If Not, Did the Investigators Demonstrate Similarity in All Known Determinants of Prognosis or Adjust for Differences in the Analysis?
The risk of bias in observational studies often used to evaluate a CDSS is problematic. One observational design, the before-after design, compares outcomes before a technology is implemented with those after the system is implemented. The validity of this approach is threatened by the possibility that changes over time (called secular trends or temporal trends) in patient mix or in other aspects of health care provision are responsible for changes that investigators may attribute to the CDSS.
Consider the CDSS for management of therapy with antibiotics implemented in the late 1980s in the United States that was associated with apparent improvements in the cost-effectiveness of antibiotic ordering throughout the subsequent 5 years.5 Although this before-after study might appear compelling, changes in the health care system, including the advent of managed care, were occurring simultaneously during the study period. To control for secular trends, study investigators compared antibiotic-prescribing practices to those of other US acute care hospitals for the duration of the study. These other hospitals differed in many ways aside from the CDSS, limiting the validity of the comparison. Nevertheless, the addition of a concurrent control group strengthened the study design.
Investigators also may strengthen the before-after design by turning the intervention on and off multiple times, a type of interrupted time series design. For example, investigators used this approach to evaluate whether a CDSS that provided recommendations for venous thromboembolism prevention for surgical patients improved thromboprophylaxis use.6 There were three 10-week intervention periods that alternated with four 10-week control periods, with a 4-week washout between each period. During each intervention period, adherence to practice guidelines improved significantly and then reverted to baseline during each control period.
Although alternating intervention and control periods strengthen a before-after design, random allocation of participants to a concurrent control group remains the strongest study design for evaluating therapeutic or preventive interventions. As part of randomization, allocation of groups should be concealed from those involved in the study. Fortunately, randomization has been recognized as an important way to evaluate CDSS.7
If the Intervention Primarily Targeted Clinicians, Was the Clinician or Clinician Group (Cluster) the Unit of Analysis?

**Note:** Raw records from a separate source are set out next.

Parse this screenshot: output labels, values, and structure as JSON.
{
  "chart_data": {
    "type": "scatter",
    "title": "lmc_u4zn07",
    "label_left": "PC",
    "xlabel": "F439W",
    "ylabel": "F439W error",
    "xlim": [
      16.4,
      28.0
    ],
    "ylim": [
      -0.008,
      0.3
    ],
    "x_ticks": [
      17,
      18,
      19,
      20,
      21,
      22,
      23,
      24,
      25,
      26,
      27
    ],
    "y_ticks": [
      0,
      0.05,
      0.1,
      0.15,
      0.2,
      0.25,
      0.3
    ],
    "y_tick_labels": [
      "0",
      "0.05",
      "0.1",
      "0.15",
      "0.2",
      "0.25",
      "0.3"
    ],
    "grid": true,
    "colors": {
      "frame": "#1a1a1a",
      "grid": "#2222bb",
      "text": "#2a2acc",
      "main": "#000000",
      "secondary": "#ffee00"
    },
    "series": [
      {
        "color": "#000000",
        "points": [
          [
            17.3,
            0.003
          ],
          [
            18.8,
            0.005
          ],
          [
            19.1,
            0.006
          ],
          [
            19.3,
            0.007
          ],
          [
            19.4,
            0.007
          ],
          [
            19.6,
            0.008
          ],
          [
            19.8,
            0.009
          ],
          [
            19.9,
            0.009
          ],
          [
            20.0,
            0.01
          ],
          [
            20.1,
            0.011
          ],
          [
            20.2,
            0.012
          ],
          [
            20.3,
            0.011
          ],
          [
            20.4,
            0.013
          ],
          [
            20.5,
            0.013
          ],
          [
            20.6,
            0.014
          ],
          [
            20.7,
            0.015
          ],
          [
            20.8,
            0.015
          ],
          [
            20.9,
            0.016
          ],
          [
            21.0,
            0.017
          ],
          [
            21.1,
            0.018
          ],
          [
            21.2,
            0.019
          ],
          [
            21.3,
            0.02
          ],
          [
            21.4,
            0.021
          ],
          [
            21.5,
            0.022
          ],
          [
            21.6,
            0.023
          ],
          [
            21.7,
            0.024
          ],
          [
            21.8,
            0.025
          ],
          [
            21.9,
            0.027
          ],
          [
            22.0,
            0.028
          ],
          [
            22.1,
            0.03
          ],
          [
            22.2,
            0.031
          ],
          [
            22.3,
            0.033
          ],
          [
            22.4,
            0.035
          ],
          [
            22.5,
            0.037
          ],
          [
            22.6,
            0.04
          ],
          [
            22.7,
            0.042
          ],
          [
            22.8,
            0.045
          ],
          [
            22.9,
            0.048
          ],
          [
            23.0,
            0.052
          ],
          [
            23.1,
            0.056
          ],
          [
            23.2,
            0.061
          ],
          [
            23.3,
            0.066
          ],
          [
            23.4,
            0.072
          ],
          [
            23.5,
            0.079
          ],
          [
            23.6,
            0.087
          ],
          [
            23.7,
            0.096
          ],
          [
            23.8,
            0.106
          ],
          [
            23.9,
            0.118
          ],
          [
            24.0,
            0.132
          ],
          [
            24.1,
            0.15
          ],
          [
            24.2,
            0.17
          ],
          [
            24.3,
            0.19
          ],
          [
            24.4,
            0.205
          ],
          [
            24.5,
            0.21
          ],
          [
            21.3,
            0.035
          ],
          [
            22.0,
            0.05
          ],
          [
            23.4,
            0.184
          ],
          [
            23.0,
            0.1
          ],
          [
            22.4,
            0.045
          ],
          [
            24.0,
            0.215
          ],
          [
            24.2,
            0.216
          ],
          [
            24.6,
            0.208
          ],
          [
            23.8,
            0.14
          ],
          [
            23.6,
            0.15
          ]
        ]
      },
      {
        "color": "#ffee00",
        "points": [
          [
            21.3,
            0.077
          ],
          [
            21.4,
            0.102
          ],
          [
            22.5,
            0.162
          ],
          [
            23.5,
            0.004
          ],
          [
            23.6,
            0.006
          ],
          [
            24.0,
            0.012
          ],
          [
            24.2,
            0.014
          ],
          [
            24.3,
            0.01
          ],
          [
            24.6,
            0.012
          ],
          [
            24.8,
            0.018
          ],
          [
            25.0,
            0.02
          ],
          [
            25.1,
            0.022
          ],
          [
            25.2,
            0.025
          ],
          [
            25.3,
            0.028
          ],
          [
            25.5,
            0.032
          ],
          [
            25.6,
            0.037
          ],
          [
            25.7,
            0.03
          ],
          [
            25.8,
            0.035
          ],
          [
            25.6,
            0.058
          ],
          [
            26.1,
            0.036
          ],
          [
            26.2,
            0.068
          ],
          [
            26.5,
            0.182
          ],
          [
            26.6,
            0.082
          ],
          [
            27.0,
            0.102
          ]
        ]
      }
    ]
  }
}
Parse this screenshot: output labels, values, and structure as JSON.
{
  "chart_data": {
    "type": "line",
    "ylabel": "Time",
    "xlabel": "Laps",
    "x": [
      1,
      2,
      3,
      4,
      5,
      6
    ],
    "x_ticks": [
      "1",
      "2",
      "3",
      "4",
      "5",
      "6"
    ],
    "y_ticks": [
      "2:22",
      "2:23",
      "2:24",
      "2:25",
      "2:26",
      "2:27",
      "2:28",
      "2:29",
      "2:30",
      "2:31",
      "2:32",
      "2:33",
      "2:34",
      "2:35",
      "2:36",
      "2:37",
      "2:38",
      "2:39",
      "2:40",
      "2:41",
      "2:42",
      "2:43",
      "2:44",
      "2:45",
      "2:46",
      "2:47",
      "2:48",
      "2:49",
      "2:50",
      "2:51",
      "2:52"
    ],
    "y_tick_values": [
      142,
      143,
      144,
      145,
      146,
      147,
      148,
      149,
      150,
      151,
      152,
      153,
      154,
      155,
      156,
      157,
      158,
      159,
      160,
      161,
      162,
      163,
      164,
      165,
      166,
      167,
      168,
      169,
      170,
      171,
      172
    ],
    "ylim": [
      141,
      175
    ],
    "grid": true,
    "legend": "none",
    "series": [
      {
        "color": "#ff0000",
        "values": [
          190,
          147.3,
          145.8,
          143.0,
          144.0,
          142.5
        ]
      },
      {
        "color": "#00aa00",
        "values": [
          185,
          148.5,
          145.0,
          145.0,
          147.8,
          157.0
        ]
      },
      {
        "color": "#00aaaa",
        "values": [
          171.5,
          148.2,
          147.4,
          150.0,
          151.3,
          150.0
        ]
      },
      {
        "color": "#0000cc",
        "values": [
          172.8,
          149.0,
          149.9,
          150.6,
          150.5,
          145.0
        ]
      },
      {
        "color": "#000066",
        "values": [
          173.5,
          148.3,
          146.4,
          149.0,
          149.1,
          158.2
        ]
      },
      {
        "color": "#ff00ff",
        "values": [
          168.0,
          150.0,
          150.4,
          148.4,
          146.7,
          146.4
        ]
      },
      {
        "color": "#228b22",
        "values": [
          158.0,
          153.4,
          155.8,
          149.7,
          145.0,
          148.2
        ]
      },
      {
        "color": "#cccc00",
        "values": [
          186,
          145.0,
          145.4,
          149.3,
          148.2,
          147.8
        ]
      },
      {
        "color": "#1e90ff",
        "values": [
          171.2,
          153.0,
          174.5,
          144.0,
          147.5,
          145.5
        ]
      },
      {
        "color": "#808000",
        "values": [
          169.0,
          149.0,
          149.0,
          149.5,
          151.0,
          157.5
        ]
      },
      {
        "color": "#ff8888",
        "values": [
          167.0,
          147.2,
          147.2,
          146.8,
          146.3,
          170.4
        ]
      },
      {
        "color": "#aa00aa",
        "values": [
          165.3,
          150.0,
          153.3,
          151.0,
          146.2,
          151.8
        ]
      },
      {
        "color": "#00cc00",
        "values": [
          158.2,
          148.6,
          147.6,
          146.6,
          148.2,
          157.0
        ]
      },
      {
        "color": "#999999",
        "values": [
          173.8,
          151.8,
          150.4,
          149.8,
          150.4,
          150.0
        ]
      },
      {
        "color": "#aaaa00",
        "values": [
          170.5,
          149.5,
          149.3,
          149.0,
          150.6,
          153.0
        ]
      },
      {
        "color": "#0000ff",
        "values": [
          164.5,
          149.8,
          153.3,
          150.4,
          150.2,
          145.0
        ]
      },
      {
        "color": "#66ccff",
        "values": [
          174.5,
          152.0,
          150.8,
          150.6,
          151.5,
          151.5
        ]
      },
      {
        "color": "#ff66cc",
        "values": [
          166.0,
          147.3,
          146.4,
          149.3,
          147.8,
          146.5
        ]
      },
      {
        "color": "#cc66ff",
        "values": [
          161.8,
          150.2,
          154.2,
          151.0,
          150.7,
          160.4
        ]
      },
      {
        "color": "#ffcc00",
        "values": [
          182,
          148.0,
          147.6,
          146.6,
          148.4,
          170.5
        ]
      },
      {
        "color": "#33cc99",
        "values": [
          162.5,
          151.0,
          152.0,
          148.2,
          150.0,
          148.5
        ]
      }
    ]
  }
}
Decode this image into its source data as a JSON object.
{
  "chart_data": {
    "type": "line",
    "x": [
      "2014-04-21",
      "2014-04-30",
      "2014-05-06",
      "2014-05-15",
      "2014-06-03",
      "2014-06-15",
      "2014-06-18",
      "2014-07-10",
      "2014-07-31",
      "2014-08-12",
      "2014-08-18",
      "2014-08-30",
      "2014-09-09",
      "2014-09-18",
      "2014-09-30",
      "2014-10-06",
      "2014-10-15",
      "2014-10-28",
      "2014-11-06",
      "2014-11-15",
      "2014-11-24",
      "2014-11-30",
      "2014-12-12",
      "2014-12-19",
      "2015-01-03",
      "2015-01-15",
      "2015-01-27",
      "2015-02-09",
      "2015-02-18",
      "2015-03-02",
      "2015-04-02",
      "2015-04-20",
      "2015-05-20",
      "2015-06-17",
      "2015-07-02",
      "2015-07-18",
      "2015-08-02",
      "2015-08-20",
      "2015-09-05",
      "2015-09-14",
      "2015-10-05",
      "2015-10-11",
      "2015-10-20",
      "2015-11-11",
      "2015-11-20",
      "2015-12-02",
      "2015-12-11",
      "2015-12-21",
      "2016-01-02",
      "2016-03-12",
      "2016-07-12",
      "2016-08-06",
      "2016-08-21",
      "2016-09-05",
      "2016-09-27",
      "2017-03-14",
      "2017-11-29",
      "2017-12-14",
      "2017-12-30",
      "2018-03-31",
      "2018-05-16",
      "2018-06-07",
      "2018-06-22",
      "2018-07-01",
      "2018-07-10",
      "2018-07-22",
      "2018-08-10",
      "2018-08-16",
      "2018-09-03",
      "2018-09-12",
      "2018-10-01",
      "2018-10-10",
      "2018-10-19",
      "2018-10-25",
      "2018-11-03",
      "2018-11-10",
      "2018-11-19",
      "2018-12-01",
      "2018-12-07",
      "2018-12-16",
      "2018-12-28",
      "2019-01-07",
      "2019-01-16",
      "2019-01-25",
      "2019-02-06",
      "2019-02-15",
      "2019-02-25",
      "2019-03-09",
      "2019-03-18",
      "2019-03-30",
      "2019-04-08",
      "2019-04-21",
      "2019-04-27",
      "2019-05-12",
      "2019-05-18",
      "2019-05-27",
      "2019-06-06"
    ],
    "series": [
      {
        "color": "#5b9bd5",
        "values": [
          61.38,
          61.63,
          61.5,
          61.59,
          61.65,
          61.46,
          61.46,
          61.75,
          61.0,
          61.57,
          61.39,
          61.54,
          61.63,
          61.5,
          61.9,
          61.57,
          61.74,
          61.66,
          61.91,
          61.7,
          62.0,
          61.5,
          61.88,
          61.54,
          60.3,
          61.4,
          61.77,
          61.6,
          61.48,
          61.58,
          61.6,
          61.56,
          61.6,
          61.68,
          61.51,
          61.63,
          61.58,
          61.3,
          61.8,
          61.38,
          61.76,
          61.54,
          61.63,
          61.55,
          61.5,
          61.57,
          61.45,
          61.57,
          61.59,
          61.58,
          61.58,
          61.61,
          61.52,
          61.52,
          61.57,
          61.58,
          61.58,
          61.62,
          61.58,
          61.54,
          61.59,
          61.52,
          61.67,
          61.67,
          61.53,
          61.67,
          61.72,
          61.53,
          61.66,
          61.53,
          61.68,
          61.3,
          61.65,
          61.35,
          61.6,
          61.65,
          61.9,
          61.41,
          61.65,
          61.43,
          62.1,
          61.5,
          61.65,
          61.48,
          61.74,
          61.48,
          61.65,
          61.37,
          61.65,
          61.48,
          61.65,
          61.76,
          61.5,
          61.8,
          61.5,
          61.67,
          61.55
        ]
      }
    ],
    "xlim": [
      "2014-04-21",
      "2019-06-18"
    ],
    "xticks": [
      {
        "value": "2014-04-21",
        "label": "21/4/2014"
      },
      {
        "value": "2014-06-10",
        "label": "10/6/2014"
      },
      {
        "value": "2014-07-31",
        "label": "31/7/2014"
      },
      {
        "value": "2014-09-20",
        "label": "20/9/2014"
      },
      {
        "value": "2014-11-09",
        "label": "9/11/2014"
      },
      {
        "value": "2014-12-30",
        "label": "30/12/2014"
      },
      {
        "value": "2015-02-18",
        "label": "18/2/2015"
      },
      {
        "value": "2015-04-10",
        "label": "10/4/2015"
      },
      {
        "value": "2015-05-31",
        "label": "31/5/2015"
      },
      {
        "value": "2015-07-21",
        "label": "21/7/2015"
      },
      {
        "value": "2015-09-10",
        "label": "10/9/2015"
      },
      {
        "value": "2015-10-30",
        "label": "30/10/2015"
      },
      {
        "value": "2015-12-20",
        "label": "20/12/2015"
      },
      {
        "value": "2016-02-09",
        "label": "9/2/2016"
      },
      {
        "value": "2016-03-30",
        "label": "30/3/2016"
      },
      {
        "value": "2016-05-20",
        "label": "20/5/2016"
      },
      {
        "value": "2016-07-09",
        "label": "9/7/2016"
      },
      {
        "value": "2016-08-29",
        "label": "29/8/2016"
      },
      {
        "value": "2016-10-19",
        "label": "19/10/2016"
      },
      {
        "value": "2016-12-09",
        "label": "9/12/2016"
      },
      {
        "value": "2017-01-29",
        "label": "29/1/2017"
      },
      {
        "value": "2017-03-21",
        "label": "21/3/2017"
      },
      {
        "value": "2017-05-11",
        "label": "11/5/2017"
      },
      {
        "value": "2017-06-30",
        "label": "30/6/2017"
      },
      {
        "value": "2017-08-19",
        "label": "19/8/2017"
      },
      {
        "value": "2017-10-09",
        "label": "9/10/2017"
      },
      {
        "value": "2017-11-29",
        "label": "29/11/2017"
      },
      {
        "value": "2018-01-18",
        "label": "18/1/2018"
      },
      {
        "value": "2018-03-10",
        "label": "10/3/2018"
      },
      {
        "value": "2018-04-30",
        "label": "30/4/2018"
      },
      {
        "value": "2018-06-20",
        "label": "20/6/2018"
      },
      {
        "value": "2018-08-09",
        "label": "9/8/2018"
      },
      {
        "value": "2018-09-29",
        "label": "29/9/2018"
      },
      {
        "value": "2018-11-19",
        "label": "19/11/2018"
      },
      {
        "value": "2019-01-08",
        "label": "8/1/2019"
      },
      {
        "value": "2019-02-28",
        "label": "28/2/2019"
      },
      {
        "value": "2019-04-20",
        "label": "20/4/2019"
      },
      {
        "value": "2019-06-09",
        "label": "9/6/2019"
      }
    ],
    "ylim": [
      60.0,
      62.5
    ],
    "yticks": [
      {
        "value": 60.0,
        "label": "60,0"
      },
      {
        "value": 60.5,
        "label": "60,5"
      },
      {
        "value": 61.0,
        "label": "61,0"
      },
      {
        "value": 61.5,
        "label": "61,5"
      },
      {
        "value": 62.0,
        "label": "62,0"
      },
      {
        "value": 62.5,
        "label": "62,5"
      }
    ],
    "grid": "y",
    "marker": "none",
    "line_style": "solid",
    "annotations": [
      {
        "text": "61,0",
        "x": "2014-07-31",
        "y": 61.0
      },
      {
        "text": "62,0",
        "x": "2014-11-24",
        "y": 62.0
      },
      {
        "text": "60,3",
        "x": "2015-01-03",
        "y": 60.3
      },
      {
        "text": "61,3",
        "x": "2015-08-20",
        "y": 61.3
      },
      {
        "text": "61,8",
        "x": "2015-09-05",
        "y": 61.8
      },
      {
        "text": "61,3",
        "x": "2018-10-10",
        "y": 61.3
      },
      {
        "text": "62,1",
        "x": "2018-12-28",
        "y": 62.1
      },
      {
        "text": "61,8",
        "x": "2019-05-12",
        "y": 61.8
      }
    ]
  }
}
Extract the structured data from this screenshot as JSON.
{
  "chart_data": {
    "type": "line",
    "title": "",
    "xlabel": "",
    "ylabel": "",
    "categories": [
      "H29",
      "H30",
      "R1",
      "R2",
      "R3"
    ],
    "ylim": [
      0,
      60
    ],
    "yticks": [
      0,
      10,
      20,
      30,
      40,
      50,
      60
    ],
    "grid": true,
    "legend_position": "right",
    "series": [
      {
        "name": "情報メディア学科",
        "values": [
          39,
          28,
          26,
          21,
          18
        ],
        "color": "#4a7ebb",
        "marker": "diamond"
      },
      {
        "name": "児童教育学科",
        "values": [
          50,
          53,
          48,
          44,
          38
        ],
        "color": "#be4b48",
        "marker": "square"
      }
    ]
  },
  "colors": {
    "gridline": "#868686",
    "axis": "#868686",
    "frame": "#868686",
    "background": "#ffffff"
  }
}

The unit of analysis is a special issue for CDSS evaluation. For most RCTs, the unit of allocation is the patient. Most CDSS evaluations target clinician behavior. Hence, investigators may randomize individual clinicians or clinician clusters, such as health care teams, hospital wards, or outpatient practices.8 Unfortunately, investigators using such designs often analyze their data as if they had randomized patients.9,10 This mistake, the unit of analysis error, occurs frequently and can generate spuriously low (ie, significant) P values.11 A unit of analysis error should be suspected if a study about a CDSS does not describe the number and characteristics of clinicians (eg, level of clinical experience or specialization, sex, and duration of EMR use) in each arm of a trial.9-11
To deepen your understanding of the problem, consider a hypothetical example. Imagine a study in which an investigator randomizes 2 teams of clinicians to a CDSS and another 2 teams to standard practice. During the study, each team sees 5000 patients. If the investigator analyzes the data as if patients were individually randomized, the sample size appears very large. However, if there are underlying differences between the teams in the patient characteristics, or in how the patients are managed, such differences—rather than the intervention—might well explain differences in the outcomes. Were this the case, we would need to randomize many teams before the patient characteristics or management styles would balance out between groups. At the one extreme, each of the 4 teams is very different; under these circumstances, it is as if we are randomizing only 4 individuals, and the sample size is effectively 4. At the other extreme, the teams are identical in all characteristics other than the intervention, in which case the situation is as if we randomized 20000 individuals, 10000 to each group.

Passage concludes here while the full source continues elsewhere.